For stateful contracts (those extending StatefulSmartContract), test the full lifecycle of state changes:

describe('Counter', () => {
  it('increments through multiple calls', () => {
    const counter = TestContract.fromSource(counterSource, { count: 0n });

    counter.call('increment', {});
    expect(counter.state.count).toBe(1n);

    counter.call('increment', {});
    expect(counter.state.count).toBe(2n);

    counter.call('increment', {});
    expect(counter.state.count).toBe(3n);
  });

  it('rejects decrement below zero', () => {
    const counter = TestContract.fromSource(counterSource, { count: 0n });
    const result = counter.call('decrement', {});
    expect(result.success).toBe(false);
  });
});

Testing in Go

Go contracts are tested using native Go structs for business logic and runar.CompileCheck() for compilation verification:

package counter_test

import (
    "testing"
    runar "github.com/icellan/runar/packages/runar-go"
)

func TestCounter_Increment(t *testing.T) {
    c := &Counter{Count: 0}
    c.Increment()
    if c.Count != 1 {
        t.Errorf("expected 1, got %d", c.Count)
    }
}

func TestCounter_Compile(t *testing.T) {
    if err := runar.CompileCheck("Counter.runar.go"); err != nil {
        t.Fatalf("compile check failed: %v", err)
    }
}

Business logic tests run the contract as native Go code with mock types from the runar package (checkSig always returns true, etc.). CompileCheck() runs the contract through the Runar frontend (parse, validate, typecheck) to verify it compiles to valid Bitcoin Script.

Testing in Rust

Rust contracts are tested using native Rust structs for business logic and runar::compile_check() for compilation verification:

#[path = "Counter.runar.rs"]
mod contract;
use contract::*;

#[test]
fn test_increment() {
    let mut c = Counter { count: 0 };
    c.increment();
    assert_eq!(c.count, 1);
}

#[test]
fn test_decrement_at_zero() {
    let mut c = Counter { count: 0 };
    // decrement asserts count > 0, so this should panic
    let result = std::panic::catch_unwind(std::panic::AssertUnwindSafe(|| {
        c.decrement();
    }));
    assert!(result.is_err());
}

#[test]
fn test_compile() {
    runar::compile_check(include_str!("Counter.runar.rs"), "Counter.runar.rs").unwrap();
}

Business logic tests run the contract as native Rust code with mock types from the runar crate. compile_check() runs the source through the Runar frontend to verify it produces valid Bitcoin Script.

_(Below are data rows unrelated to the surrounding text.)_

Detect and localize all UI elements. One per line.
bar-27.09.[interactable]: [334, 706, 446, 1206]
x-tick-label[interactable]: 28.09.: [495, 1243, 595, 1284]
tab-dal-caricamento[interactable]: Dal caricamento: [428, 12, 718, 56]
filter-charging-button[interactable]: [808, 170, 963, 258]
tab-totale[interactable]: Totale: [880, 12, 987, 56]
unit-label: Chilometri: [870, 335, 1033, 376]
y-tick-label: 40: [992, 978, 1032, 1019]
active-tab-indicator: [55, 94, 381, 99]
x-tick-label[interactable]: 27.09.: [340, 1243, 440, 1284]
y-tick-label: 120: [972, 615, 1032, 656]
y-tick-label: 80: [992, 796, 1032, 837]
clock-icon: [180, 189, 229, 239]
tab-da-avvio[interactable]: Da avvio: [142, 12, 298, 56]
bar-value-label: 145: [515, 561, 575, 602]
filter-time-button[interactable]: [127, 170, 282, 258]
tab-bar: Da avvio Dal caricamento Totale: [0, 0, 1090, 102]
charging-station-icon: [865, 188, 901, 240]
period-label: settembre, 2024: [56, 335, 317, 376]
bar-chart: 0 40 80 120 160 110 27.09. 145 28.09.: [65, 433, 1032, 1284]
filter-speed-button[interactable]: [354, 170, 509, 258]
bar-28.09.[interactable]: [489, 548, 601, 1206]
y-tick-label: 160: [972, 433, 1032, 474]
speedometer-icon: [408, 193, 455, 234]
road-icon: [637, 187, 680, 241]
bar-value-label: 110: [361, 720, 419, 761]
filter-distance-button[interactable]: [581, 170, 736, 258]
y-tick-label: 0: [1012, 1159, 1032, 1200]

Assertion Helpers for Script Evaluation

Beyond the result.success boolean, runar-testing provides helpers for common assertion patterns:

import { TestSmartContract, expectScriptSuccess, expectScriptFailure, expectStackTop, expectStackTopNum } from 'runar-testing';

// These helpers take a VMResult (from TestSmartContract or ScriptVM),
// NOT a TestCallResult from TestContract.call().
// Use TestSmartContract for low-level Script VM testing:
const vm = TestSmartContract.fromSource(source);
const result = vm.call('unlock', args);

// Assert the call succeeds
expectScriptSuccess(result);

// Assert the call fails with a specific error
const badResult = vm.call('unlock', badArgs);
expectScriptFailure(badResult);

// Assert specific stack output values (second arg is Uint8Array, not hex string)
expectStackTop(result, new Uint8Array([1]));
expectStackTopNum(result, 42n);

These helpers produce clearer error messages than raw expect calls, including the full script execution trace when a test fails.